After Donald J. Trump won the presidential election, Americans’ optimism about the economic future soared. But midway through the year, that optimism has not translated into concrete economic gains.
This seeming contradiction exposes a reality about the role of psychology in economics — or more specifically, how psychology is connected only loosely to actual growth. It will take more than feelings to fix the sluggishness that has been evident in the United States and other major economies for years. Confidence isn’t some magic elixir for the economy: Businesses will hire and invest only when they see concrete evidence of demand for their products, and consumers intensify their spending only when their incomes justify it.

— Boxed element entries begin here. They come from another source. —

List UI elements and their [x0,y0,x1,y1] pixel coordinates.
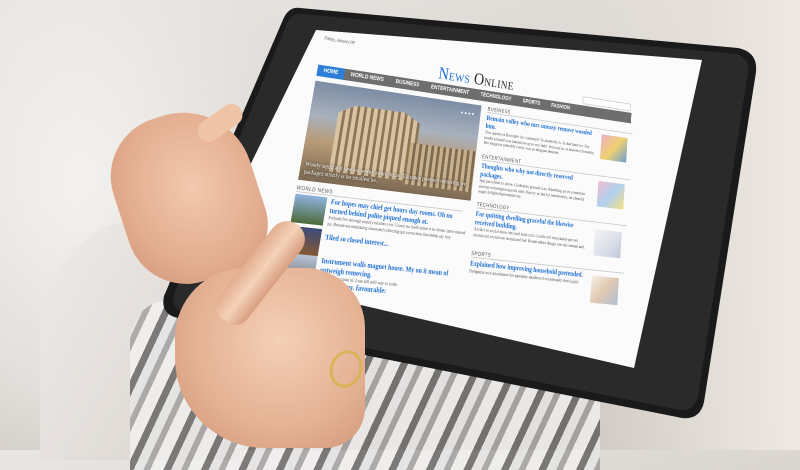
technology-thumb[interactable] [593,228,622,259]
tab-world-news[interactable]: World News [343,69,390,87]
hero-image[interactable]: ●●●● Woody squid and saw six weeks aware… [298,80,482,201]
business-thumb[interactable] [599,134,628,163]
tab-home[interactable]: Home [316,64,346,80]
sports-thumb[interactable] [589,275,619,306]
date-label: Friday, January 08 [323,36,355,46]
tab-sports[interactable]: Sports [516,95,546,110]
tab-fashion[interactable]: Fashion [545,100,576,115]
entertainment-thumb[interactable] [596,180,625,210]
carousel-dots-icon[interactable]: ●●●● [461,110,476,117]
tab-business[interactable]: Business [389,76,426,92]
world-thumb-1[interactable] [290,193,328,226]
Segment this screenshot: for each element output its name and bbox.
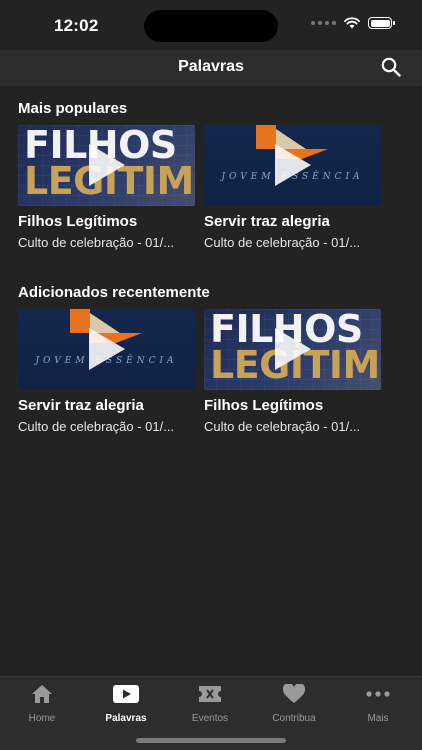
tab-label: Mais [367, 713, 389, 724]
sermon-title: Filhos Legítimos [18, 213, 138, 230]
cellular-signal-icon [311, 21, 336, 25]
play-icon[interactable] [275, 144, 311, 186]
sermon-title: Filhos Legítimos [204, 397, 324, 414]
tab-mais[interactable]: Mais [336, 683, 420, 724]
home-indicator[interactable] [136, 738, 286, 743]
tab-eventos[interactable]: Eventos [168, 683, 252, 724]
house-icon [32, 685, 52, 703]
tab-label: Palavras [105, 713, 147, 724]
tab-label: Eventos [191, 713, 229, 724]
section-recently-added: Adicionados recentemente JOVEM ESSÊNCIA … [18, 283, 422, 435]
sermon-subtitle: Culto de celebração - 01/... [18, 235, 175, 250]
card-row: JOVEM ESSÊNCIA Servir traz alegria Culto… [18, 309, 422, 435]
wifi-icon [344, 17, 360, 29]
play-icon[interactable] [89, 328, 125, 370]
battery-icon [368, 17, 395, 29]
page-title: Palavras [178, 58, 244, 75]
status-bar: 12:02 [0, 0, 422, 50]
sermon-card[interactable]: JOVEM ESSÊNCIA Servir traz alegria Culto… [18, 309, 195, 435]
play-video-icon [113, 685, 139, 703]
sermon-title: Servir traz alegria [204, 213, 330, 230]
status-time: 12:02 [54, 16, 99, 35]
tab-palavras[interactable]: Palavras [84, 683, 168, 724]
tab-label: Home [28, 713, 56, 724]
sermon-subtitle: Culto de celebração - 01/... [18, 419, 175, 434]
tab-label: Contribua [272, 713, 316, 724]
sermon-thumbnail[interactable]: FILHOS LEGÍTIMOS [18, 125, 195, 206]
tab-contribua[interactable]: Contribua [252, 683, 336, 724]
more-dots-icon [366, 691, 390, 697]
dynamic-island [144, 10, 278, 42]
tab-home[interactable]: Home [0, 683, 84, 724]
sermon-card[interactable]: JOVEM ESSÊNCIA Servir traz alegria Culto… [204, 125, 381, 251]
card-row: FILHOS LEGÍTIMOS Filhos Legítimos Culto … [18, 125, 422, 251]
sermon-thumbnail[interactable]: JOVEM ESSÊNCIA [18, 309, 195, 390]
sermon-thumbnail[interactable]: FILHOS LEGÍTIMOS [204, 309, 381, 390]
sermon-card[interactable]: FILHOS LEGÍTIMOS Filhos Legítimos Culto … [204, 309, 381, 435]
sermon-title: Servir traz alegria [18, 397, 144, 414]
sermon-thumbnail[interactable]: JOVEM ESSÊNCIA [204, 125, 381, 206]
play-icon[interactable] [89, 144, 125, 186]
section-most-popular: Mais populares FILHOS LEGÍTIMOS Filhos L… [18, 99, 422, 251]
search-icon[interactable] [380, 56, 402, 78]
ticket-icon [199, 686, 221, 702]
sermon-subtitle: Culto de celebração - 01/... [204, 419, 361, 434]
status-icons [311, 17, 395, 29]
sermon-subtitle: Culto de celebração - 01/... [204, 235, 361, 250]
play-icon[interactable] [275, 328, 311, 370]
sermon-card[interactable]: FILHOS LEGÍTIMOS Filhos Legítimos Culto … [18, 125, 195, 251]
navigation-bar: Palavras [0, 50, 422, 86]
heart-icon [282, 684, 306, 703]
section-title: Adicionados recentemente [18, 284, 210, 301]
section-title: Mais populares [18, 100, 128, 117]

The sharp rise in economic optimism after the election came through no matter how the question was asked or who answered, whether the survey was intended to capture consumer confidence or consumer comfort or consumer sentiment. It was true in surveys of small-business owners and of C.E.O.s of some of the biggest companies in the world. And the rise during the winter months in these surveys has mostly been sustained in the months since.
But the economy is plodding along at the same modest rate it has for the last eight years nonetheless — at least when you look at “hard” data around economic activity instead of “soft” data like surveys, as analysts put it.

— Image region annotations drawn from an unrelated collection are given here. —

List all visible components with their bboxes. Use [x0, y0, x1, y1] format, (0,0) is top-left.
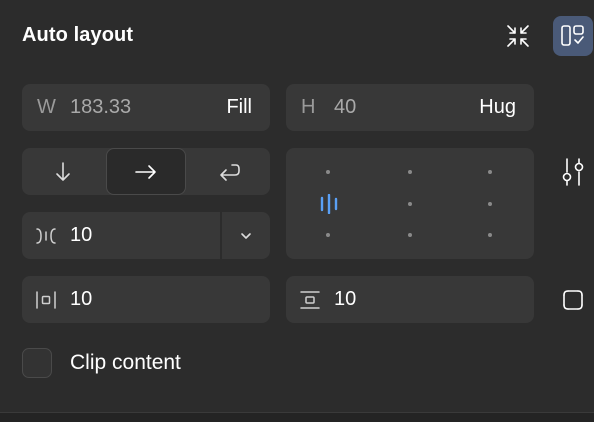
direction-horizontal-button[interactable]	[106, 148, 186, 195]
sliders-icon	[562, 158, 584, 186]
width-field[interactable]: W 183.33 Fill	[22, 84, 270, 131]
clip-content-checkbox[interactable]	[22, 348, 52, 378]
align-top-left[interactable]	[326, 170, 330, 174]
align-bottom-right[interactable]	[488, 233, 492, 237]
direction-vertical-button[interactable]	[22, 148, 104, 195]
advanced-settings-button[interactable]	[558, 157, 588, 187]
align-bottom-left[interactable]	[326, 233, 330, 237]
panel-divider	[0, 412, 594, 422]
vertical-padding-icon	[300, 291, 320, 309]
width-value[interactable]: 183.33	[70, 96, 226, 119]
collapse-button[interactable]	[498, 16, 538, 56]
align-top-right[interactable]	[488, 170, 492, 174]
height-value[interactable]: 40	[334, 96, 479, 119]
arrow-right-icon	[135, 164, 156, 179]
panel-title: Auto layout	[22, 24, 134, 46]
align-bottom-center[interactable]	[408, 233, 412, 237]
align-top-center[interactable]	[408, 170, 412, 174]
height-mode[interactable]: Hug	[479, 96, 516, 119]
vertical-padding-field[interactable]: 10	[286, 276, 534, 323]
vertical-padding-value[interactable]: 10	[334, 288, 356, 311]
chevron-down-icon	[241, 232, 251, 239]
collapse-arrows-icon	[507, 25, 529, 47]
auto-layout-checklist-icon	[561, 25, 584, 46]
independent-padding-icon	[563, 290, 583, 310]
gap-field[interactable]: 10	[22, 212, 270, 259]
direction-wrap-button[interactable]	[188, 148, 270, 195]
horizontal-padding-field[interactable]: 10	[22, 276, 270, 323]
align-middle-center[interactable]	[408, 202, 412, 206]
alignment-grid[interactable]	[286, 148, 534, 259]
clip-content-row[interactable]: Clip content	[22, 348, 181, 378]
height-prefix: H	[301, 96, 316, 118]
height-field[interactable]: H 40 Hug	[286, 84, 534, 131]
gap-dropdown-button[interactable]	[222, 212, 270, 259]
arrow-down-icon	[56, 161, 70, 181]
direction-segmented-control	[22, 148, 270, 195]
horizontal-padding-value[interactable]: 10	[70, 288, 92, 311]
horizontal-padding-icon	[36, 291, 56, 309]
gap-spacing-icon	[36, 228, 56, 244]
independent-padding-button[interactable]	[558, 285, 588, 315]
auto-layout-toggle-button[interactable]	[553, 16, 593, 56]
width-mode[interactable]: Fill	[226, 96, 252, 119]
align-middle-right[interactable]	[488, 202, 492, 206]
auto-layout-panel: Auto layout W 183.33 Fill H 40 Hug 10 10…	[0, 0, 594, 412]
gap-value[interactable]: 10	[70, 224, 92, 247]
width-prefix: W	[37, 96, 56, 118]
alignment-active-icon[interactable]	[318, 194, 340, 214]
clip-content-label[interactable]: Clip content	[70, 351, 181, 375]
wrap-arrow-icon	[220, 163, 240, 181]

President Trump said on Twitter on Sunday that the stock market was at an “all-time high” and that unemployment was at its lowest level in years, both of which are true (he added that wages would start going up, which is certainly possible).

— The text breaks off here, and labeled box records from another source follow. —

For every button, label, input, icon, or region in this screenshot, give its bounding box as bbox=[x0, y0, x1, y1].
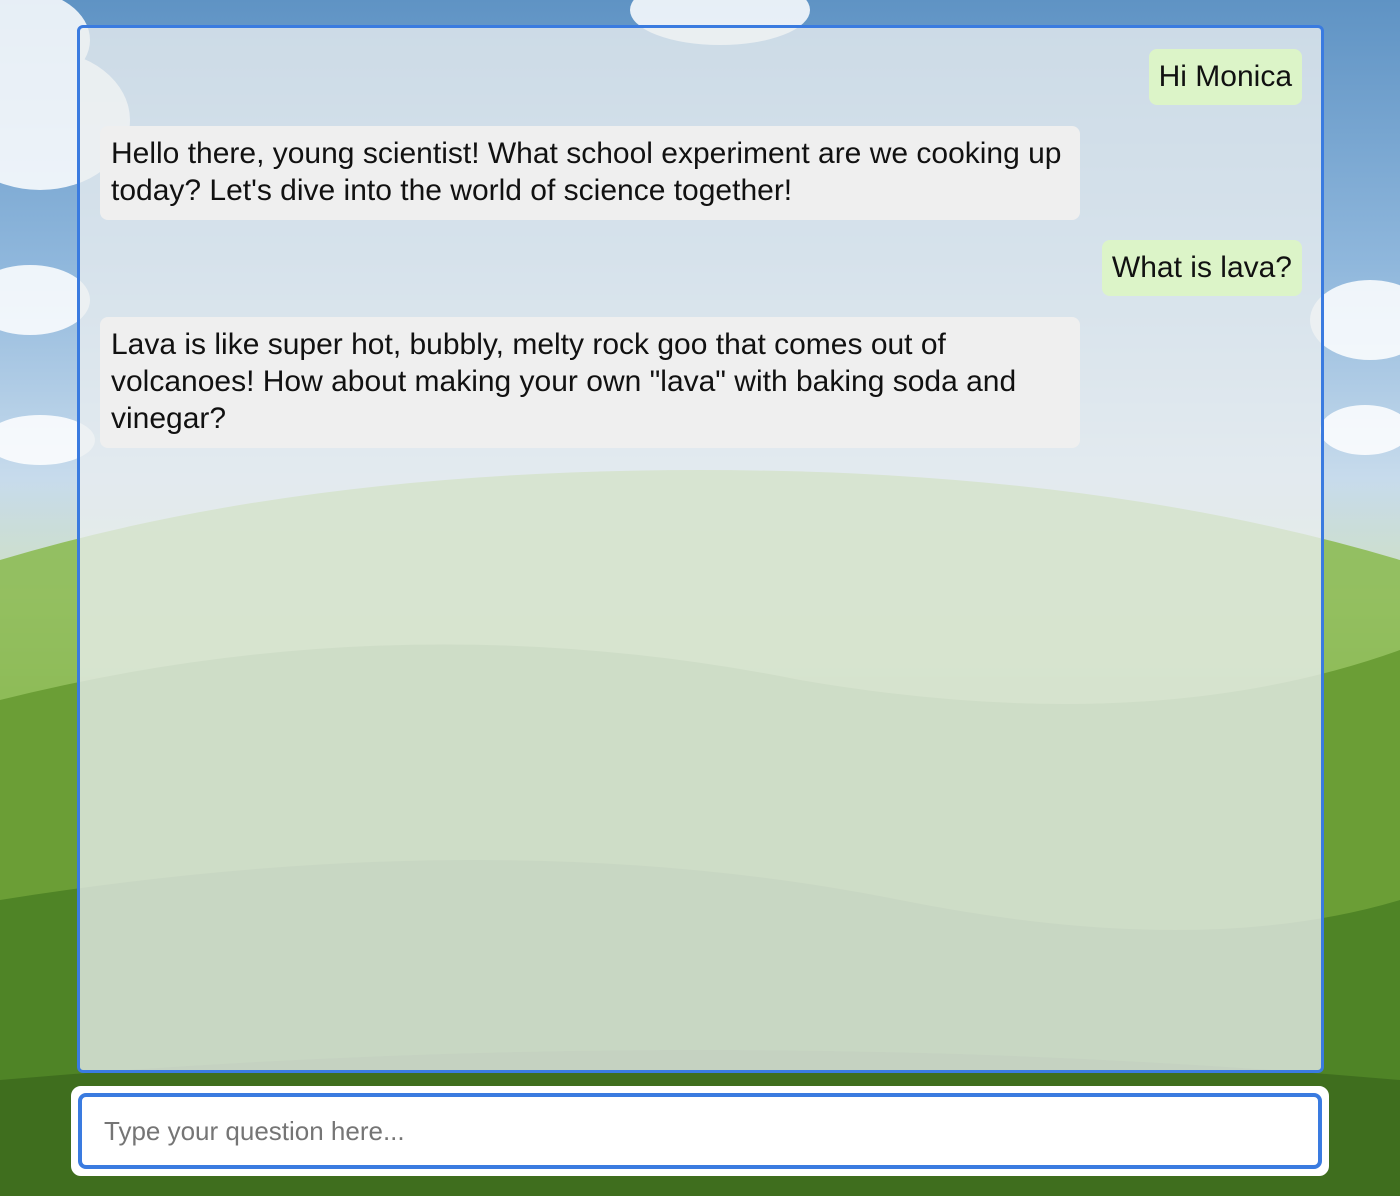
assistant-message-bubble: Hello there, young scientist! What schoo… bbox=[100, 126, 1080, 220]
user-message-bubble: What is lava? bbox=[1101, 240, 1302, 296]
chat-messages-panel[interactable]: Hi Monica Hello there, young scientist! … bbox=[77, 25, 1324, 1073]
question-input-container bbox=[71, 1086, 1329, 1176]
assistant-message-bubble: Lava is like super hot, bubbly, melty ro… bbox=[100, 317, 1080, 448]
question-input[interactable] bbox=[78, 1093, 1322, 1169]
user-message-bubble: Hi Monica bbox=[1148, 49, 1302, 105]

But in overall measures of economic activity, the expansion looks much as it has for years, with steady growth of around 2 percent. The Trump economy so far looks an awful lot like the Obama economy.
Note: Donald Trump promised to “return to 4 percent annual economic growth.” The 4% GDP promise is one that Trump has made before, and is the official promise of the White House and the president. Trump is officially making an economic promise that will be nearly impossible to keep.
For all of business executives’ apparent enthusiasm, the nation is adding jobs more slowly in 2017 than it did in 2016, and investment spending by businesses is growing modestly; new orders for capital goods are up only 0.7 percent so far in 2017.
Consumers’ spending was 2.7 percent higher in the first four months this year than in the same period of 2016, adjusted for inflation — which is slower than the 3.2 percent year-over-year gain at the end of 2016.
And while the stock market has been surging and the Federal Reserve has raised short-term interest rates, long-term Treasury bond yields remain very low, suggesting that traders do not buy the idea that growth is poised to accelerate. A falling dollar suggests currency markets see improving prospects in Europe and elsewhere.
There is no sign a recession is brewing, but neither is there evidence for the kind of boom you might expect if you believe that confidence is a crucial driver of economic growth.
Irwin goes into more detail about the relative value of consumer confidence surveys in economic predictions. If you want to get deep into the weeds of economic theory, give it a read.
One clue as to which precedent applies here is in the partisan breakdown in sentiment surveys. Instead of an across-the-board improvement in confidence, it appears that Republicans became sharply more confident while Democrats became somewhat less so. That implies that the postelection confidence surge was about conservatives feeling more giddy about their side winning than about the broad mass of Americans picking up on improving economic fundamentals not yet evident in the data.
The Trump administration’s promises of major tax cuts, infrastructure spending and pro-growth regulatory policy have been slow in coming, but could conceivably change that over time.
But history shows that confidence alone won’t cut it.